INSURRECCIÓN DE AMOR
Madre, seguramente usted no se ufana de mí:
Yo no soy buen hijo en el normal sentido del concepto.
Ya no soy aquel niño
a quien, con besos y sanciones,
forjaba usted
como espejo inconsistente de sus sueños;
a quien usted embozaba en el latido boscoso
de sus senos aquellas tardes de aguacero, en donde
abrazados en el lecho
fuimos el amor perfecto, combatiente de soledades
que en usted ya eran murallas
y en mí apenas sugerían
premoniciones de patíbulo.
Ya no soy, madre, aquel impúber
al cual usted vestía a la usanza de su abuelo
y recomendaba a la maestra
y daba mil consejos en el alba
y ponía bajo la tutela nocturna de los rezos.
Si, ya no soy
aquel muchacho del que vigilaba sus afectos,
sus notas,
su mirada,
sus silencios,
y de quien seguramente adivinaba
la causa sexual de sus ojeras.
Sí, ya no soy
aquel proyecto suyo, su ficción
de que fuese el ramaje de su modo,
de sus hábitos,
su estilo,
su esperanza
y, debo decirlo, madre,
de la ceguera con que usted veló mi vida.
Aclaremos, madre, siempre la amo:
Usted fue la creadora que paladina,
lenta,
suave,
torturada,
noche a noche,
canto a canto,
calle a calle,
fue bruñendo, oscureciendo
–en fin, creando–
el claroscuro vibrante de mi vida.
Pero, madre, ahora ya no soy el espejismo
que fabulaba usted, opresa
de esta sociedad malparida y embustera,
que es cualquier cosa,
menos ámbito en donde recobrar aquel albor
con que besaba usted mi cuerpo de pájaro atractivo,
hoy trinchera entre la cual, vacuo, subsisto.
Sí, mamá –siempre mamá –,
en este tiempo ya no soy hijo normal,
coronado,
floreciente,
en el pináculo:
Aquel vencedor que usted soñaba.
No, yo actualmente , por ventura,
soy un anormal:
Un individuo libre de las normas,
libre de leyes y modelos
que hacen del humano un cautivo acomodado,
cuando no esperpento sanguinario.
Lo dicho significa, madre,
que no creo en la profusa y aceptada peste,
aun cuando se funde en artilugios,
en ofrecidos encantos de doncella.
Por ello – irrevocable inventora de mis días,
donadora,
atrapada sin embargo en farsa colectiva –,
yo no puedo ser su dócil sueño,
su apetencia de que sea un Director,
con su elegancia, su negocio y su careta,
o por lo menos, un encargado de bodega
con su iluso sentido de poder.
Tampoco puedo,
afanosa amante de mi vida,
ostentar títulos
que son una formal legal de figurar
en la cretina carrera del status,
en donde el humano se convierte en un mastín
desmemoriado de la selecta estatura de su especie.

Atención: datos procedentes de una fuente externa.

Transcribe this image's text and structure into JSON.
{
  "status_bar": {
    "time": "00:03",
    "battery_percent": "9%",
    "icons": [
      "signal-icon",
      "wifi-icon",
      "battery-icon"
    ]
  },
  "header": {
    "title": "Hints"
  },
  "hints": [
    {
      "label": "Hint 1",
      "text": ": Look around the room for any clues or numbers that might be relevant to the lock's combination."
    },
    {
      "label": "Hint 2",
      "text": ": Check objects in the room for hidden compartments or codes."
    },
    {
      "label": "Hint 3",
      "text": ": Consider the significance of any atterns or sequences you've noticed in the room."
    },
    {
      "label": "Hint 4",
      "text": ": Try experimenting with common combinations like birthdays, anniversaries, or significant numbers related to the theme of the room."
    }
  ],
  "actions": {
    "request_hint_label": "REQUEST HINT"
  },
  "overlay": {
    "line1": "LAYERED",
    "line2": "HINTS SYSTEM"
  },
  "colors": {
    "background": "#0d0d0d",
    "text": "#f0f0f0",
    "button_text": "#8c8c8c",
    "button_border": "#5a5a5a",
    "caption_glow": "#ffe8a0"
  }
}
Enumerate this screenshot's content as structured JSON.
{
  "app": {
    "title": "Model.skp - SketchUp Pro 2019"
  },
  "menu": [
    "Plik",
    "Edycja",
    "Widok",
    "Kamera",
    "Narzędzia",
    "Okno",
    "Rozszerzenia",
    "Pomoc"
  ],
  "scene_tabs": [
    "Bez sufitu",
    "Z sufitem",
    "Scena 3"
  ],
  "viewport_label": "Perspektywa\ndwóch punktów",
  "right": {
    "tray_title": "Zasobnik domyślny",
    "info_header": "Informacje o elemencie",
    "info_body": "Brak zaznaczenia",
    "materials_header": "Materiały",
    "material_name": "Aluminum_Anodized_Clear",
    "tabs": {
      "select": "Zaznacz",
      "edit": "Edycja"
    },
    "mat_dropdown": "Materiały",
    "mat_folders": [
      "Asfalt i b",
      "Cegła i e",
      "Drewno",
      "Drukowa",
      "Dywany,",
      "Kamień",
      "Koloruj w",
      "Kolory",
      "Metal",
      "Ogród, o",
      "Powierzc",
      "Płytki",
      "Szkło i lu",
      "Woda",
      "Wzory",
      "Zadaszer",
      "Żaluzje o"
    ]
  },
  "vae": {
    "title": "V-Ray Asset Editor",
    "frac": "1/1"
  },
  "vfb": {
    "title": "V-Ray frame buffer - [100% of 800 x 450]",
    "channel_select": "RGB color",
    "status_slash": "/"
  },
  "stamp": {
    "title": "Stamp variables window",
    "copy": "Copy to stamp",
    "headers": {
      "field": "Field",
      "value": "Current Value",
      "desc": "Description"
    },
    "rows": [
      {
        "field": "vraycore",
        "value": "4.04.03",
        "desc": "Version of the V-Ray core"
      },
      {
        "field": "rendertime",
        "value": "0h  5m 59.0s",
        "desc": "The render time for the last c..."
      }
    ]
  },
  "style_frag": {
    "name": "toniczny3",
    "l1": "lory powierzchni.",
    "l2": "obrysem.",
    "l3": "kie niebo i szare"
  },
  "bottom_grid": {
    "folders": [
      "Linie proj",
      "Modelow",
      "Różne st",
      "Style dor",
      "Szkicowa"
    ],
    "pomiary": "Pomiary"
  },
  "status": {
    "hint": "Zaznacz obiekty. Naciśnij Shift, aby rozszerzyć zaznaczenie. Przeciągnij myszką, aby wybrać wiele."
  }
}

Madre –inmediata alianza que me acerca
a la aurora del humano, al portento–,
también niego las liturgias
que, en pacto con los déspotas,
entronizan este escenario de tiniebla grotesca,
donde ignoramos la culminación de la existencia.
En fin, madre –impar cuerpo
en donde he sido uno con la hembra;
mamá, primera dama sin ser consorte de algún rey–,
yo no soy paradigma del hijo colectivo
que, con relumbrantes mercancías
conmemora la caricatura
que los comerciantes hacen de su vida:
Si – principio de mi sangre y mis poemas –,
blasfemo del día de la madre:
Y enciendo con ello el anatema
del día del padre,
de la mujer,
del anuncio,
del niño,
del árbol,
del carro,
de la paz,
del Blanco,
de la alimentación,
del mausoleo:
Reniego
de los días
con que los cancerberos
del uniforme numeroso
nos despojan
de la luz
de cada día .
Del libro OCHO EPISODIOS
DE INGENUIDAD EN EL INFIERNO (1982-1985).